Can an employer require its employees to be clean shaven if workers wear facial hair for religious reasons? The situation gets even more complicated when workplace safety is involved.
A federal court has ruled the District of Columbia can’t force its firefighters to be clean shaven.
The court ruled firefighters who wear beards for religious reasons are exempt from the District’s no-beards policy under the Religious Freedom Restoration Act.
The court said the District failed to prove its argument that beards stand in the way of good respirator fits. Firefighters use respirators to breathe when fires create a lack of oxygen.
The issue surrounds the firefighters’ use of self-contained breathing apparatuses (SCBAs).
There are two types: Those with positive pressure have been shown to protect against any leakage that might be caused by facial hair.
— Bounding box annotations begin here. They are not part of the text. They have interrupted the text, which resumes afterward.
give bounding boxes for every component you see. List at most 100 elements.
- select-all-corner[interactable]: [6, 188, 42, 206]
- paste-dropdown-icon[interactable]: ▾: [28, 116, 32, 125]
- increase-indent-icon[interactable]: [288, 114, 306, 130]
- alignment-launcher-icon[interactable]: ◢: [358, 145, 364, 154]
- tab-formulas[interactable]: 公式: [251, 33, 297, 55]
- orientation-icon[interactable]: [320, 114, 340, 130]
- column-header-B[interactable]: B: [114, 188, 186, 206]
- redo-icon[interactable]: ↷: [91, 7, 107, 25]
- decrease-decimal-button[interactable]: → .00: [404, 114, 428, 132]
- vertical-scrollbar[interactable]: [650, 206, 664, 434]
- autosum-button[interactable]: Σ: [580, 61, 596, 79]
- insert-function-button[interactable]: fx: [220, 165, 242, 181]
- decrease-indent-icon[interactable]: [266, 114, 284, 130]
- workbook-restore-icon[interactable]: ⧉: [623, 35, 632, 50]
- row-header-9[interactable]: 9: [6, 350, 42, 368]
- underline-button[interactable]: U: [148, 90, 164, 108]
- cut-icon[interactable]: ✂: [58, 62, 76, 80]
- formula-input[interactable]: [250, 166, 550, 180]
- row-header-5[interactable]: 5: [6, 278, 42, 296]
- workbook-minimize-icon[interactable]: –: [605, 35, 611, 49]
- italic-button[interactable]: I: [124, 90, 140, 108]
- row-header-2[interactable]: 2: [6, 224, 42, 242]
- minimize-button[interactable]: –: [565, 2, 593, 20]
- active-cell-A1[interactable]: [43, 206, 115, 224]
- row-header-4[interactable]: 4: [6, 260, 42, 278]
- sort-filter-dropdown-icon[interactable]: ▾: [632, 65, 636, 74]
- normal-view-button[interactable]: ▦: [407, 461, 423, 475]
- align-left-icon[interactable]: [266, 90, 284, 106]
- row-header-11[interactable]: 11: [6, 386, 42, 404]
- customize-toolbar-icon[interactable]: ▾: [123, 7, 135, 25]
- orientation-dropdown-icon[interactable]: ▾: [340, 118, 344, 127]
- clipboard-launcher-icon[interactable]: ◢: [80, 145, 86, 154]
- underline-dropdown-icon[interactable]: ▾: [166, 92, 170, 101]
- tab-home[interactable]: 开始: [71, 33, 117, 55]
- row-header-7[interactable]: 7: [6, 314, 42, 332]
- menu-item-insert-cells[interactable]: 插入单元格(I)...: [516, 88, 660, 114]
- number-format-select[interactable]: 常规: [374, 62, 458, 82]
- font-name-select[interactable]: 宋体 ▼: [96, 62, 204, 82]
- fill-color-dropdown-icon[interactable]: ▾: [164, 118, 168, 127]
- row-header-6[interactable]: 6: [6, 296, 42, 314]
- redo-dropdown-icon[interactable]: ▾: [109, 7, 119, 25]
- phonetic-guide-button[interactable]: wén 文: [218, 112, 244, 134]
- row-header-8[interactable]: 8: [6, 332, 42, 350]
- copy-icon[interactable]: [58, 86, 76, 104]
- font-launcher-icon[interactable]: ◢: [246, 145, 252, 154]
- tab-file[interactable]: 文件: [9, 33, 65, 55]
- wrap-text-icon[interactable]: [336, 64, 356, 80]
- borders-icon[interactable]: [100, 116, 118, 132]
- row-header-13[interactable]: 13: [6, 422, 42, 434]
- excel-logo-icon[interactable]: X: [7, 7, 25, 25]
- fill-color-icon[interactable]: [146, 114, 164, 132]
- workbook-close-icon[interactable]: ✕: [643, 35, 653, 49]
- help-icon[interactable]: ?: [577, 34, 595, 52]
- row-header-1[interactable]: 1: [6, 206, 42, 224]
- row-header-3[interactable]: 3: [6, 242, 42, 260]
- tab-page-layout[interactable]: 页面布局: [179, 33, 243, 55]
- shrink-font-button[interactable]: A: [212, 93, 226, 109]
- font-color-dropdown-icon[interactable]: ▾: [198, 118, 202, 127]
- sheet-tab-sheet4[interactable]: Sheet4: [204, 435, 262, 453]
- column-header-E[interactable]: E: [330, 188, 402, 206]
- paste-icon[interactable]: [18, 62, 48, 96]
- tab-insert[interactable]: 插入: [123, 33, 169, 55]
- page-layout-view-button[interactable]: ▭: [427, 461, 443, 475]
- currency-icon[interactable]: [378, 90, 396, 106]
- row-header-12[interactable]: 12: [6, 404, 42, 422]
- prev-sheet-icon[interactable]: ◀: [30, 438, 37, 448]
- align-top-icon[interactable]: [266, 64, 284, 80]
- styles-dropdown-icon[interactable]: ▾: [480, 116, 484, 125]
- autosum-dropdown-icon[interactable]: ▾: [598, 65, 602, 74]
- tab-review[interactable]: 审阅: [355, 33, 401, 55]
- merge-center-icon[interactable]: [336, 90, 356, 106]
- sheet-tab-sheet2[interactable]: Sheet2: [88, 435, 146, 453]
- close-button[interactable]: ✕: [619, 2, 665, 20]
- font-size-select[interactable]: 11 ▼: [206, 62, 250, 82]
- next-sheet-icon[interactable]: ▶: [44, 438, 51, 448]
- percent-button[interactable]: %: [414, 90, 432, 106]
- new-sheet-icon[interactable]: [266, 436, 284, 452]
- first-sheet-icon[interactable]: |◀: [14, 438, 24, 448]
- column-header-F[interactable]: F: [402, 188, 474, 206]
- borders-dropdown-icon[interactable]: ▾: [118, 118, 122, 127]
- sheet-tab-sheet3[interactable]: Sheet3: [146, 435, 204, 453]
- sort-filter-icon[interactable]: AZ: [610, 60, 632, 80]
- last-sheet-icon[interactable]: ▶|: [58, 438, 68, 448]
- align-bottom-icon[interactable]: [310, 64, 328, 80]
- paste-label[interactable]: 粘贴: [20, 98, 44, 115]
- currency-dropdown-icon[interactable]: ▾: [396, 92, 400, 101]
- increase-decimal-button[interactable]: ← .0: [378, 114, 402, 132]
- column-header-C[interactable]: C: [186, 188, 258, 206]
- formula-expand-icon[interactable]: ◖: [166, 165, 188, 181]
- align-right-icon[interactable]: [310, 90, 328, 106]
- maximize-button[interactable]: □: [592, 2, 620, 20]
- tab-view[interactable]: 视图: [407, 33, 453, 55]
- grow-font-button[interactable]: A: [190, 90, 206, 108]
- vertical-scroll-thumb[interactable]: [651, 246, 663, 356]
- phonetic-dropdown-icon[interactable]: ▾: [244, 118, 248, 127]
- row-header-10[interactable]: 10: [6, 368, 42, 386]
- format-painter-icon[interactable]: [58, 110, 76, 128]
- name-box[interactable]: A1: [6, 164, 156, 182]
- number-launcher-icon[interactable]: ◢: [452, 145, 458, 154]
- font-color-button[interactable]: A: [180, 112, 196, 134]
However, questions remain about leakage with negative-pressure SCBAs.
The court ruled the District didn’t show why firefighters with beards could not be redeployed elsewhere when negative-pressure respirators were required.
As it stands now, the ruling is the opposite of what’s required by OSHA: “The [respirator fit] test shall not be conducted if there is any hair growth between the skin and the facepiece sealing surface, such as stubble beard growth, beard, mustache or sideburns which cross the respirator sealing surface.”
However, OSHA regulations don’t cover public employees.
Cite: Potter v. District of Columbia, U.S. Court of Appeals, DC Circuit, No. 07-7163, 3/6/09.